Girl blowing her nose into a tissue

When we come down with a cold, oftentimes our senses of smell and taste get kicked to the curb. Although taste and smell are separate senses with their own receptors, they are closely intertwined. Your nose plays a big role in what flavors your tongue can identify, and when your nasal cavity becomes congested with mucus, it may leave food tasting as bland as a board.

Sinus drops

On a basic level, it's helpful to think about it like this: The nose and the mouth are connected. Literally, the nasal and oral cavities run into each other. That's why the mucus clogging your nose nullifies the delicious and not-so-delicious flavors of food. This same mucus will also, most likely, cause bad breath that should be addressed.

Use TheraBreath PLUS Nasal-Sinus Drops:

  • Blow nose to clear any excess mucus
  • Tilt back head and squeeze 1-2 drops into each nostril
  • Allow the nasal sinus drops to slowly run back through your nose and sinuses
  • After 3-4 minutes, blow nose to remove any excess mucus

Receptor cells in the mouth and nose
The tongue has thousands of taste buds that identify the four primary tastes - salty, sweet, sour and bitter - while the olfactory receptor cells in the nasal cavity measure odors that provide the sumptuous flavors in our food. These cells, when stimulated, send signals to specific areas of the brain, which make us conscious of the perception of taste. In this way, the messages that process taste and smell converge, giving us a more rounded idea of what we consume.

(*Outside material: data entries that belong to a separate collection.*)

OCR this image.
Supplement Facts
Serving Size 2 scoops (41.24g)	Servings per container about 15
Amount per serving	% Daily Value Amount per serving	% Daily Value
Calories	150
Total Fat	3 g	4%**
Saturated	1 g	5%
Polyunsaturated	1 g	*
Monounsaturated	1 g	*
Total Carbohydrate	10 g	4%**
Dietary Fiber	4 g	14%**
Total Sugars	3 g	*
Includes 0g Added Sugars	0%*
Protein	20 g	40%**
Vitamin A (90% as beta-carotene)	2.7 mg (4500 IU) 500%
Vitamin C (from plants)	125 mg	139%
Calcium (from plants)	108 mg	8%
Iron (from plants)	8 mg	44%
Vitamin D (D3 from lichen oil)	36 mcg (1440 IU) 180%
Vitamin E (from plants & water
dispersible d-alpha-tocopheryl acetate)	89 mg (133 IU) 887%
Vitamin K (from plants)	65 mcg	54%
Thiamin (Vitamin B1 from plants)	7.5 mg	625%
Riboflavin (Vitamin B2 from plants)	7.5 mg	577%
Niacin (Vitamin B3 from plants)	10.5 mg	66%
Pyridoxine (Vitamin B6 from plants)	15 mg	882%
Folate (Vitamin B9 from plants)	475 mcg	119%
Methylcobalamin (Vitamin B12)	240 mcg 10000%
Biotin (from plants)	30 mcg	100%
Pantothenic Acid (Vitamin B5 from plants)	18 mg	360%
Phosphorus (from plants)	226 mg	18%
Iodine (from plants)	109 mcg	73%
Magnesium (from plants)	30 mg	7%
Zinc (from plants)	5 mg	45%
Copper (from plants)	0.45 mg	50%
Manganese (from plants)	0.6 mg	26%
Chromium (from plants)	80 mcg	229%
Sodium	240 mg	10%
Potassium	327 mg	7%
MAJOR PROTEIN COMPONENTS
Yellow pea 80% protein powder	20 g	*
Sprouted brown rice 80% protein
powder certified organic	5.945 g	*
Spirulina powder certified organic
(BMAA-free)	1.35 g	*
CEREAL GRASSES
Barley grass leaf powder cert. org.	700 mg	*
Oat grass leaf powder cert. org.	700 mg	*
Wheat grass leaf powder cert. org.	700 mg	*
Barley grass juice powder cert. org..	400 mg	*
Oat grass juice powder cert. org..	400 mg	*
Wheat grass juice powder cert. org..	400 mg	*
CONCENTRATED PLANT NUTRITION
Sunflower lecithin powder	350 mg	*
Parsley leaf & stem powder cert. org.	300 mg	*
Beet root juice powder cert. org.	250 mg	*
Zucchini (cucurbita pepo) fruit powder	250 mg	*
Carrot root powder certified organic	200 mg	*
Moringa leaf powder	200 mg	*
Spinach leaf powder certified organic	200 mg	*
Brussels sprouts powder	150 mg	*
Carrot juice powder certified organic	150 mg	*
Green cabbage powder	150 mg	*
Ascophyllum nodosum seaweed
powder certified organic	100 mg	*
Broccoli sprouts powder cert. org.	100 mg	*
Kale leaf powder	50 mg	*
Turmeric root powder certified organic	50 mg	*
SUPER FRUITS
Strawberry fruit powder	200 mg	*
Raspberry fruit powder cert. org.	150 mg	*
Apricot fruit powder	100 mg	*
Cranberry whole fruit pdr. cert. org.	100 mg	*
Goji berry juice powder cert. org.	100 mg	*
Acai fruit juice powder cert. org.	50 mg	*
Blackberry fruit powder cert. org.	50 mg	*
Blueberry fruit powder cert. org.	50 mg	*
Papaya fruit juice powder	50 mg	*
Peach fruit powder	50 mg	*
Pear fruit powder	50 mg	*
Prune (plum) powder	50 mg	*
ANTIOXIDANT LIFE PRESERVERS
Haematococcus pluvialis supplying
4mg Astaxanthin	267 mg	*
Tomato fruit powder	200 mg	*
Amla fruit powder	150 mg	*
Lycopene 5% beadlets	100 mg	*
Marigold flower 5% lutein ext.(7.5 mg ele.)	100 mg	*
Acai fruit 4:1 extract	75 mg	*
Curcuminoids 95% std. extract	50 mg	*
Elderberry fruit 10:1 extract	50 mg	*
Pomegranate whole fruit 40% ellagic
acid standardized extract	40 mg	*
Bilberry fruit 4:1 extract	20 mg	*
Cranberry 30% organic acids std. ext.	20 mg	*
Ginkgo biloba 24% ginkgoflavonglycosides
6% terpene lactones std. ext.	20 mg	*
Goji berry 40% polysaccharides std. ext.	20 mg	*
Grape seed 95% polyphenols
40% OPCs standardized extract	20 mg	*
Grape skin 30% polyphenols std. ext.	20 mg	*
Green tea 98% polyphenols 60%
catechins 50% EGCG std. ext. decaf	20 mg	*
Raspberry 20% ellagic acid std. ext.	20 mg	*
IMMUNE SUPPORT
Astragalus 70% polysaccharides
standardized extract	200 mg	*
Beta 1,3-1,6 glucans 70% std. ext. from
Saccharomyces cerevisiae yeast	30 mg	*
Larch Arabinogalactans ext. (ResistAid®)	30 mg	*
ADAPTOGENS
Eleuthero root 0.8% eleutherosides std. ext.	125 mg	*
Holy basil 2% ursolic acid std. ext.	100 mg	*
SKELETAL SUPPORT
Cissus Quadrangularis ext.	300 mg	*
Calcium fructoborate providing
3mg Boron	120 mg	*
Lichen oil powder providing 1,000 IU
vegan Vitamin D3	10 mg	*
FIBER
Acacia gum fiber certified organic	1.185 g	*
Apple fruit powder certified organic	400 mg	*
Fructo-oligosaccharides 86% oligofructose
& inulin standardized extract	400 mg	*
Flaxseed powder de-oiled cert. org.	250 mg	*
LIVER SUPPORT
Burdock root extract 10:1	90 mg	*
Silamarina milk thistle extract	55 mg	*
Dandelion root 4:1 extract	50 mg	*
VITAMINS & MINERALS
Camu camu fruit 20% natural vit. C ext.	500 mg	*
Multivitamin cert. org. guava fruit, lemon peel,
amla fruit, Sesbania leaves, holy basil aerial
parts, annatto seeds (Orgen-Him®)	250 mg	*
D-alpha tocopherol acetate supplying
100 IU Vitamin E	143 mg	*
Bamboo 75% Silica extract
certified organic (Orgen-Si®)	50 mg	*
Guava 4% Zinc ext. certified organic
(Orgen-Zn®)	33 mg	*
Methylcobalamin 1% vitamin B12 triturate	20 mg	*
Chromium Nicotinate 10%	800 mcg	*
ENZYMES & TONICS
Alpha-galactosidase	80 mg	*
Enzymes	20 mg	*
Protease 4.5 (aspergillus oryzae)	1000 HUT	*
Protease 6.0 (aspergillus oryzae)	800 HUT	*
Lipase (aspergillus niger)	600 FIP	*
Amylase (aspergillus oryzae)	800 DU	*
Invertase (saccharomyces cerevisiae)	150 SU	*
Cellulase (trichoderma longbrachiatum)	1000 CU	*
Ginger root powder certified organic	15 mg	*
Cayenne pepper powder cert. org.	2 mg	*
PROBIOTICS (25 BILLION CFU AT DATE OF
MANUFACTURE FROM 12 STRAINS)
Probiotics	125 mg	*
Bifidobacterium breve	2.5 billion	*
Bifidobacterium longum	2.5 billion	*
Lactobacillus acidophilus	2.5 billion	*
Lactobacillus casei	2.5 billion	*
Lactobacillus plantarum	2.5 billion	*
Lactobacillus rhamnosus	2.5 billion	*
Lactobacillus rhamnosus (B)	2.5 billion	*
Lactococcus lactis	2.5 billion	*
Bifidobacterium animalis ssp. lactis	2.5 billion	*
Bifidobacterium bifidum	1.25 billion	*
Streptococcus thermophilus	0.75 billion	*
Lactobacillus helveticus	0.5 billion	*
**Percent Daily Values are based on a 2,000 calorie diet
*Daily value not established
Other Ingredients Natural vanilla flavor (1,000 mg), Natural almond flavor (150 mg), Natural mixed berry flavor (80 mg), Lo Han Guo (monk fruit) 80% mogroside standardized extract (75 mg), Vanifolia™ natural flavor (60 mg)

Chemicals in foods called tastants are detected by taste buds, the special structures embedded in the tongue. Every person has between 5,000 to 10,000 taste buds. Each bud consists of 50 to 100 specialized sensory cells, which become piqued by tastants like salts, sugars or acids.

Meanwhile, odorants, or odor molecules, are identified by the specialized sensory neurons in a small patch of mucus membranes lining the roof of the nose. To get these flavors - whether savory or not so savory - the odorants get stimulated by smells or chemicals in food that initiate a pattern of activity sent to the olfactory bulb. After passing to the primary olfactory cortex at the part of the frontal lobe in the brain, the message is relayed to adjacent parts of the orbital cortex where the combination of odor and taste information helps create the perception of flavor.

Mucus blockade
If mucus in your nasal passages turns too thick, molecules from the air and food can't reach your olfactory receptor cells. Therefore, your brain receives no signal identifying the odor, and everything you eat seems to taste the same. With that being said, you can still feel the texture and temperature of the food, since this information is processed on the tongue.

The lack of taste may be accompanied by post-nasal drip, a condition where mucus drips down the back of the throat instead of out through the nostrils. Post-nasal drip is normally caused by an illness such as the cold, a flu virus or nasal allergies. All of these can wipe the flavor from tasty foods.

In short, the inability to taste anything when you have a cold is intimately related to all of the sniffling. Both tastes and smells are the perception of chemicals in the air or in the food we eat. But don't blame your taste buds for the loss of flavor. It's the fault of your stuffed-up nose.